Рискуя, Вера делилась с ним потаенными мыслями, и его спокойная сдержанность, так непохожая на вечно полуистерическое состояние людей вроде Шепилло, успокаивала ее и утишала страхи. Однако не муки заблуждения и надежда искупить вину прорывались в ее беззащитной откровенности, а прежде всего страх слабого человека, не имеющего решимости изменить свою судьбу.
По натуре Вера была не способна к самостоятельному действию, к какой-либо борьбе, к сознательным переменам в собственной жизни.

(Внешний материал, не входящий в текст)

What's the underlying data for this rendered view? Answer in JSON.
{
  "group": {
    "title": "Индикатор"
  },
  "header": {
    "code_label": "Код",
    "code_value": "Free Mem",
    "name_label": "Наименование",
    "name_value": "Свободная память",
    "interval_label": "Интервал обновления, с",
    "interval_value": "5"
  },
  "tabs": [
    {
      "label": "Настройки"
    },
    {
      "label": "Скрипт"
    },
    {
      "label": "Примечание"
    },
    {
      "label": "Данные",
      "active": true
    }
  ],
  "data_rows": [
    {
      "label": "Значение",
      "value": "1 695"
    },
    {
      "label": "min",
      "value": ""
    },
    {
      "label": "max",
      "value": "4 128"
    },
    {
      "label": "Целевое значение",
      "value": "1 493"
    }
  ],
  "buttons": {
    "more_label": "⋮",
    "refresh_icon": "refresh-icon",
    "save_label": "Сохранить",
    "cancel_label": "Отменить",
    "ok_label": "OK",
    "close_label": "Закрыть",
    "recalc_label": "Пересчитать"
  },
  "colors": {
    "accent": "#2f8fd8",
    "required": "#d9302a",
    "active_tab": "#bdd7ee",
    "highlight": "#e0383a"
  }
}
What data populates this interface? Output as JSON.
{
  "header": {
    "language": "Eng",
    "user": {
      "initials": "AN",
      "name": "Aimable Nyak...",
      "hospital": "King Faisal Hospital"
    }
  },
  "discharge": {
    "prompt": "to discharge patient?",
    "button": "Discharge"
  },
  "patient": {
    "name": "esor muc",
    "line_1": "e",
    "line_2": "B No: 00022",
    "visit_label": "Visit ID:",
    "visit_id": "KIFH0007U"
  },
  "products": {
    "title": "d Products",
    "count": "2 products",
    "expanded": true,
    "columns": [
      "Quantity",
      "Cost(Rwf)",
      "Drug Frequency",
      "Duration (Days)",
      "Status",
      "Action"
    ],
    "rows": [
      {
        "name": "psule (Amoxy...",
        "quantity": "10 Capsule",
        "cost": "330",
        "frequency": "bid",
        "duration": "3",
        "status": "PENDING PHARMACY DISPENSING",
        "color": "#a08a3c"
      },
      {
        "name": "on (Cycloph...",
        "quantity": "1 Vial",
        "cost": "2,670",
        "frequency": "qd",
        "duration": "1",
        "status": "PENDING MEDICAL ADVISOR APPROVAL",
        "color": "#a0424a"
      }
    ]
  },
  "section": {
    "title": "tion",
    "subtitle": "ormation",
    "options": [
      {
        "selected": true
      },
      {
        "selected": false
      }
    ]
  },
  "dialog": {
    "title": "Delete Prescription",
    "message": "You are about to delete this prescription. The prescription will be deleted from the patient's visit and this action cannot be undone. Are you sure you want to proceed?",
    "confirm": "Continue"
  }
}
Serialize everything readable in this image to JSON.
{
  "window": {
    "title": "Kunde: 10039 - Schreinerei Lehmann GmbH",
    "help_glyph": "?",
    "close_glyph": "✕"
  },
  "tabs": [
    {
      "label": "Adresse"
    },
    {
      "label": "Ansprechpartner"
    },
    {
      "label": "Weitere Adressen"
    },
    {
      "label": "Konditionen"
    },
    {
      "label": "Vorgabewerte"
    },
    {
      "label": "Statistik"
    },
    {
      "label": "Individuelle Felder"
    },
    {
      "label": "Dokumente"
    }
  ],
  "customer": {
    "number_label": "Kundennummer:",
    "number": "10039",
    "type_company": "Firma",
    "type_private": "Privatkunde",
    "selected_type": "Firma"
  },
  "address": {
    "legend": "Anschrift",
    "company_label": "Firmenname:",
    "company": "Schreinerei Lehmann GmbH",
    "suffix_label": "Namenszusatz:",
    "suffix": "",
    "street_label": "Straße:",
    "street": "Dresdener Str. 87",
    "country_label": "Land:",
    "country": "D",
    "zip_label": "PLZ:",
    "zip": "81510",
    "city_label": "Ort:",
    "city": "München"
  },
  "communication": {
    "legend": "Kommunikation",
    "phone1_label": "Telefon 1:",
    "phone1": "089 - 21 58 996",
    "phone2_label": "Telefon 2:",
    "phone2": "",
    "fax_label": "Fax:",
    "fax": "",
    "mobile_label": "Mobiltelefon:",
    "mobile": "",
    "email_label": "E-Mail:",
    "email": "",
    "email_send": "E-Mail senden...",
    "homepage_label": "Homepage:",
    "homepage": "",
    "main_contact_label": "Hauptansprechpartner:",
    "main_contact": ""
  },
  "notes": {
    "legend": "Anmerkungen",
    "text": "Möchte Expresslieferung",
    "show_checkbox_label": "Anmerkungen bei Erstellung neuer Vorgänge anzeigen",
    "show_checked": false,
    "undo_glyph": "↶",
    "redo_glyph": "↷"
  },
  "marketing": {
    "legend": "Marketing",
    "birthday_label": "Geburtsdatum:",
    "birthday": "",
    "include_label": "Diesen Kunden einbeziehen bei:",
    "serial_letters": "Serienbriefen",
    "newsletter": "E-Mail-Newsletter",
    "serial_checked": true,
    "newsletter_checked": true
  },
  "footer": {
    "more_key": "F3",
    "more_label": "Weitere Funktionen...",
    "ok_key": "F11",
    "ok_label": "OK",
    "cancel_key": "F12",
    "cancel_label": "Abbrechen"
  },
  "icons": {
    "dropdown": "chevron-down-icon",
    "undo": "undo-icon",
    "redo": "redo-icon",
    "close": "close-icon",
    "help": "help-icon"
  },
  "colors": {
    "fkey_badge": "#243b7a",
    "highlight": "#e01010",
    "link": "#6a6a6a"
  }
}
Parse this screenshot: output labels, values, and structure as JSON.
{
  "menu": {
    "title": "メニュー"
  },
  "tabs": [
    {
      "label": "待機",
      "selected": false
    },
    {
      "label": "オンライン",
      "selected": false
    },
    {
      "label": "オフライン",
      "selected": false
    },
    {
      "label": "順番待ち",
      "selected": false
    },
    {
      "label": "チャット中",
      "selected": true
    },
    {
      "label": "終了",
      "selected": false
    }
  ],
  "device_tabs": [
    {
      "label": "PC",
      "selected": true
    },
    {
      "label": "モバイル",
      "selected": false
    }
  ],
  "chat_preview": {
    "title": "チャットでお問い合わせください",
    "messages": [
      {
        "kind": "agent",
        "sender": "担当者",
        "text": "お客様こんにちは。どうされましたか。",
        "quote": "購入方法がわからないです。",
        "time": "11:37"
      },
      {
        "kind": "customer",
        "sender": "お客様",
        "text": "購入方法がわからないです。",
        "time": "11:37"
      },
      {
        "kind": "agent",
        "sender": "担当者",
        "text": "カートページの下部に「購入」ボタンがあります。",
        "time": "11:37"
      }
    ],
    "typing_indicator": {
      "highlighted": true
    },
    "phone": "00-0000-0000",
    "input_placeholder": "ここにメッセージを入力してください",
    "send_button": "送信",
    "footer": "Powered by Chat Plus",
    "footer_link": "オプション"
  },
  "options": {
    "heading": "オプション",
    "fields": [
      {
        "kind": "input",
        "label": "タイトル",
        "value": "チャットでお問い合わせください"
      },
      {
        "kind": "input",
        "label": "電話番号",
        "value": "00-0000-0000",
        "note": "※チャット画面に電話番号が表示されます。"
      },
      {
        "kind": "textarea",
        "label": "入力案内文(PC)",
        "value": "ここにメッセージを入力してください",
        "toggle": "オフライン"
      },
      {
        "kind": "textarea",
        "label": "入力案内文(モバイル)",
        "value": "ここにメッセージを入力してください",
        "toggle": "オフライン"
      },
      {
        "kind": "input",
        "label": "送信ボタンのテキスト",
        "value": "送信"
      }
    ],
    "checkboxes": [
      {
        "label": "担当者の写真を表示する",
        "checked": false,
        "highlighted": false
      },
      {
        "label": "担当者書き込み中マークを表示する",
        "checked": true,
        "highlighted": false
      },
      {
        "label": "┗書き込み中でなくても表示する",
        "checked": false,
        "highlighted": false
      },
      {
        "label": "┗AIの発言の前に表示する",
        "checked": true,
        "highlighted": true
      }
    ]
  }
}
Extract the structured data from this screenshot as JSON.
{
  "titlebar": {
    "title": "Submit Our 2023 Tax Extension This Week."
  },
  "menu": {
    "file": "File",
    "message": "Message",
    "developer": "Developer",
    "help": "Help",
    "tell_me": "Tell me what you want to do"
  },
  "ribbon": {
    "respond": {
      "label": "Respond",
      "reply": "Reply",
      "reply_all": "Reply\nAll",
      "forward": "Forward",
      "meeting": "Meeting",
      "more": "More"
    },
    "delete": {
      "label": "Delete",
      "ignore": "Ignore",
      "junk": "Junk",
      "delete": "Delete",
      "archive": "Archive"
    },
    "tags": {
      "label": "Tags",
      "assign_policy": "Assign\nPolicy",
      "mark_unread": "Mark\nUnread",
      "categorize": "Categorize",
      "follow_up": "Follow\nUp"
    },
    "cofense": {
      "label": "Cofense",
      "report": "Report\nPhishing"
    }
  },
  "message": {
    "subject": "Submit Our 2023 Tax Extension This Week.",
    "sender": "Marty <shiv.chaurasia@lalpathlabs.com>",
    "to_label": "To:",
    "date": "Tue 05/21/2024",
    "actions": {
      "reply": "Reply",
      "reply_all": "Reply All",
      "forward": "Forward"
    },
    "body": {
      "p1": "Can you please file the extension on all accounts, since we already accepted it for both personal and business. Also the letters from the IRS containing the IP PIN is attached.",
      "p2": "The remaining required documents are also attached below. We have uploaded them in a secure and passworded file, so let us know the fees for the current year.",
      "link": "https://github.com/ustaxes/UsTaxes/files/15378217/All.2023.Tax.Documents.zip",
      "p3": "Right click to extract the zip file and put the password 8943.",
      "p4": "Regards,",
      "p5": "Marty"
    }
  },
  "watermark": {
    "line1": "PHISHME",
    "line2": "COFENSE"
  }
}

Она мечтала лишь о таких переменах, которые бы сами по себе, без ее непосредственного участия изменили ее положение от так называемого полухорошего к лучшему, и такой счастливой переменой представлялась ей поездка в Германию, куда, как надеялась Вера, никогда не доберутся «красные» и где цивилизованная публика признает талант, которым, как ей казалось, она обладает.
Все это понимал или почти понимал Шумов, которого жизненный опыт и профессия научили разбираться в людях; и не в наивном заблуждении пытался он спасти ее всеми возможными, а точнее, оставшимися в его распоряжении средствами, а четко видя трудность своей попытки и риск, на который идет. Он мог бы остановиться на полпути и отступить, убив ее вместе со всеми; суровые законы войны не только оправдали бы его, но и прямо требовали такого решения — однако Шумов не остановился.
— Ты не сможешь прийти после спектакля, — сказал он, решившись на последнее.
— Но почему? Какая разница — лишний час?
— Часа нет. Вера. Тем более лишнего. Остались считанные минуты, и все это, — он провел рукой вокруг, — взлетит на воздух.
— Ты с ума сошел! — прошептала она в ужасе.
— Нет. Успокойся. Нам хватит времени. Мы выйдем через котельную. Там нет охраны. Дверь заперта изнутри, но у меня есть ключ. Вот он. Одевайся.
Ошеломленно она смотрела на ключ в его руке.
— Этого не может быть... Ты убьешь их всех?
— Вера!
— Понимаю, понимаю. Это война. Ты хочешь спасти меня...
— Вера! Время не ждет.
Она будто пришла в себя:
— Сколько у нас времени?
— Очень мало.
— Но мне нужно переодеться... Не могу же я... — Она провела руками по длинному, расшитому бисером платью. — Нас сразу схватят на улице.
— Немедленно переодевайся.
— Выйди, пожалуйста.
— Я жду тебя в нижнем фойе. Но не больше пяти минут. Взрыв уже невозможно предотвратить.
Он вышел.
— Конечно, Шумов убить актрису не мог, — рассуждал актер, ехавший с Лаврентьевым в аэропорт. — Это было бы полной бессмыслицей. Знать о его планах она не могла, а убивать по другим соображениям за четверть часа до взрыва нелепо. Но ведь он мог попытаться спасти ее?
Лаврентьев подумал и покачал головой:
— Вы мыслите сегодняшними категориями. Шумов был прежде всего человеком долга. А время было суровым.
Так и было — суровое время и суровый человек Шумов, много лет назад в письме матери прочитавший и до конца дней усвоивший, что «дело прочно, когда под ним струится кровь». Всю жизнь Шумов не сомневался в праве посылать людей на смерть, потому что великая цель требовала жертв и потому что сам он первым шел в огонь, не щадя себя и не укрываясь за спины тех, кого посылал. И Лаврентьев, чувствуя это, не подозревал, как поразил он Шумова в тот вечер на берегу моря, когда сказал, что не захотел прийти и выслушать единственно возможный приказ, снимающий ответственность за жизнь девушки, спасти которую они не могли. Не пришел, чтобы избавить Шумова от этой ответственности, потому что полагал ее тяжкой и не видел утешения в том, что приказ действительно целесообразен и даже гуманен, если рассматривать его с точки зрения высших соображений — ускорения победы над врагом и вытекающего отсюда спасения многих человеческих жизней. В словах Лаврентьева о том, что жизнь у человека только одна, заключался в общем-то очевидный смысл, и Шумов сознавал его, может быть, яснее, чем сам Лаврентьев: простой истиной было то, что в будущей счастливой жизни уже не будет Лены, да и для этого подстреленного войной мальчика жизнь никогда не станет такой счастливой, как мечталось ему совсем недавно в московском дворе.